Marrè told Polygon that Sony and Insomniac must improve their cybersecurity measures. “This could include strengthening network security, implementing more robust authentication processes, and conducting regular security audits and penetration testing,” he said. “Employee training on cybersecurity awareness is also vital to mitigate risks from phishing or social engineering attacks.” He suggested that the company may offer a credit monitoring service or identity theft protection program.

Weissman agreed that employee training is paramount: “The weakest link in any cybersecurity implementation will always be the humans,” he said. “It takes a single click of a link or a download and opening/running of an attachment to undo [security measures]. Needless to say, cybersecurity education and training for employees is most important.”

Image: Insomniac Games

For Rhysida, the objective appears to be money — a spokesperson for the group told CyberDaily as much.
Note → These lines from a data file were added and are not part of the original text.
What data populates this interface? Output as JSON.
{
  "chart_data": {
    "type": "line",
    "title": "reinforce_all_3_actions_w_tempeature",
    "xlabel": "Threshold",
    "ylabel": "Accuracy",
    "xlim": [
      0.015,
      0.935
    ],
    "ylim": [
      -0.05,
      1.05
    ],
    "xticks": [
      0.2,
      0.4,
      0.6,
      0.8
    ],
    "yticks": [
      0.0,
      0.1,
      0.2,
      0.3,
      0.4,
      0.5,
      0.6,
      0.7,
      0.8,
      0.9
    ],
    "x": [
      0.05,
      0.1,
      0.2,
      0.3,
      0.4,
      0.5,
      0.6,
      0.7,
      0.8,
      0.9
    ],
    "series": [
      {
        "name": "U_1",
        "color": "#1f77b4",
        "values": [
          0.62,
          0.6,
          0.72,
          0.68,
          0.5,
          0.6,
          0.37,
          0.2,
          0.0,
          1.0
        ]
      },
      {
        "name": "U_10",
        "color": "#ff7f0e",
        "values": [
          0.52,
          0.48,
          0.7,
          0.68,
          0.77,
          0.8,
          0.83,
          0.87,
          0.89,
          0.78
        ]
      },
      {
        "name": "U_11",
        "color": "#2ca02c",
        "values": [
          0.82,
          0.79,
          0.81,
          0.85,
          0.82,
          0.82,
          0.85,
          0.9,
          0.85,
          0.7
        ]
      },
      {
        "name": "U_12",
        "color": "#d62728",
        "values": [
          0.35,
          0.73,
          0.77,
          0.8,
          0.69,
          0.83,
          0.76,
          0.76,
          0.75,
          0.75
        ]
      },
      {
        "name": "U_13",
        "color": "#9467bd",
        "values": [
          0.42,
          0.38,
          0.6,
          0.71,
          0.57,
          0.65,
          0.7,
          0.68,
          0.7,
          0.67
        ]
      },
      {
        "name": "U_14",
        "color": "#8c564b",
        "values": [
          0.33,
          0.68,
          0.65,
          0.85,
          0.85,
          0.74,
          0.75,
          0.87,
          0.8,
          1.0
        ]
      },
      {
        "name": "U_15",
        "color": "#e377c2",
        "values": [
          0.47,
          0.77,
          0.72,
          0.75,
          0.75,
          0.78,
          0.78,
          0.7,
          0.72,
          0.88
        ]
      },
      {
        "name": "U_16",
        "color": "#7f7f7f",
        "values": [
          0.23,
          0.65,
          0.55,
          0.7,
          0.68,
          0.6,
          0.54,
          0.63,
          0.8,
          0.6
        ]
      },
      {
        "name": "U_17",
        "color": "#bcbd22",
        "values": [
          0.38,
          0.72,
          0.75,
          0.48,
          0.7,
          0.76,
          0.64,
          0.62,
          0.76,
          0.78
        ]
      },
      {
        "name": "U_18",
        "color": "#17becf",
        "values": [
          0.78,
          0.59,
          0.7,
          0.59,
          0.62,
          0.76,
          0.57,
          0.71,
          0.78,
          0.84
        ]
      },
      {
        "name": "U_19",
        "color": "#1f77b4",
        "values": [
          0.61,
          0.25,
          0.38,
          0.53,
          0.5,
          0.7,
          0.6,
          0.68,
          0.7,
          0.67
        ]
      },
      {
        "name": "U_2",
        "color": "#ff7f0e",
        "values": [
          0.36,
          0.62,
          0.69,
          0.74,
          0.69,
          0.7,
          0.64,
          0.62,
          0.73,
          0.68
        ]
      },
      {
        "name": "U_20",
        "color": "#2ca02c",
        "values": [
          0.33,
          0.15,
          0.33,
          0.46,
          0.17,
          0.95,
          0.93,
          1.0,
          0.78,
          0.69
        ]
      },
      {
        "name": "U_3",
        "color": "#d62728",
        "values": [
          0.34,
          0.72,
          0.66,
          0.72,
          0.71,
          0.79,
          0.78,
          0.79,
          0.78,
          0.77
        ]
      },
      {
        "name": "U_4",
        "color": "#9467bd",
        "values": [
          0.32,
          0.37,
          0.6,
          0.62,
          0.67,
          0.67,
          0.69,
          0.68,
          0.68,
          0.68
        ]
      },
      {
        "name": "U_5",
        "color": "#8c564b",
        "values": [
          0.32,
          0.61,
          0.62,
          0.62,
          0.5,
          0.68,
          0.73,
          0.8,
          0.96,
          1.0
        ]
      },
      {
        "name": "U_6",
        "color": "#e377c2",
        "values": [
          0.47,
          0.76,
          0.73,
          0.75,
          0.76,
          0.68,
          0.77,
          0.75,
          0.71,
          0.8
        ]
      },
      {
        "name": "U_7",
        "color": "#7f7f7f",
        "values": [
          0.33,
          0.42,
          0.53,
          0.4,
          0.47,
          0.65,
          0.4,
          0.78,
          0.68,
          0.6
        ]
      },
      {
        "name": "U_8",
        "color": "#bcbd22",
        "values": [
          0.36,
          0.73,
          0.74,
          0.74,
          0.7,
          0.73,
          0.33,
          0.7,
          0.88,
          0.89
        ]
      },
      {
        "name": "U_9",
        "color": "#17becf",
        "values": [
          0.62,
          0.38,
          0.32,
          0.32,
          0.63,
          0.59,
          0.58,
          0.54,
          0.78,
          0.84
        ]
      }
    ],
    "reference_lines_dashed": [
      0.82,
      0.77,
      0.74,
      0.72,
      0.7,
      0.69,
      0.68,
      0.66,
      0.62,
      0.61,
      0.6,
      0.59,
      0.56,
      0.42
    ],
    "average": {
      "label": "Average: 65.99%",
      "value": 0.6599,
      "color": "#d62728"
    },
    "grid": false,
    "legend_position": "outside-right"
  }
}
These sorts of hacks on video game companies appear to be increasing, perhaps because of the value of the information they contain. Many players clamor for any information they can get about a much-anticipated game, including leaked information, while personal data remains valuable on the dark web. Rocksteady Studios and Warner Bros. recently experienced a leak — likely from a closed alpha test — for Suicide Squad: Kill the Justice League. In December, the GTA 6 trailer was published early after a leak, and, of course, there was the in-progress footage breach before that (two teenagers were arrested and charged for the latter hack). Hackers also reportedly accessed information on The Last of Us Part 2 before it was released by exploiting a vulnerability in The Last of Us. In 2023, Microsoft and Bethesda also had a breach, but with physical copies of the game Starfield after copies of the as-yet-unreleased game were stolen from a warehouse.

In a case more similar to Insomniac’s recent breach, CD Projekt Red reported that current and former employee and contractor information was stolen in June 2021. Before that, in 2020, Capcom faced a ransomware attack that leaked game information and the personal information of hundreds of thousands of people, including customers, shareholders, and employees.

Sony Interactive Entertainment has not responded to Polygon’s request for comment on how it plans to protect its employees in the future.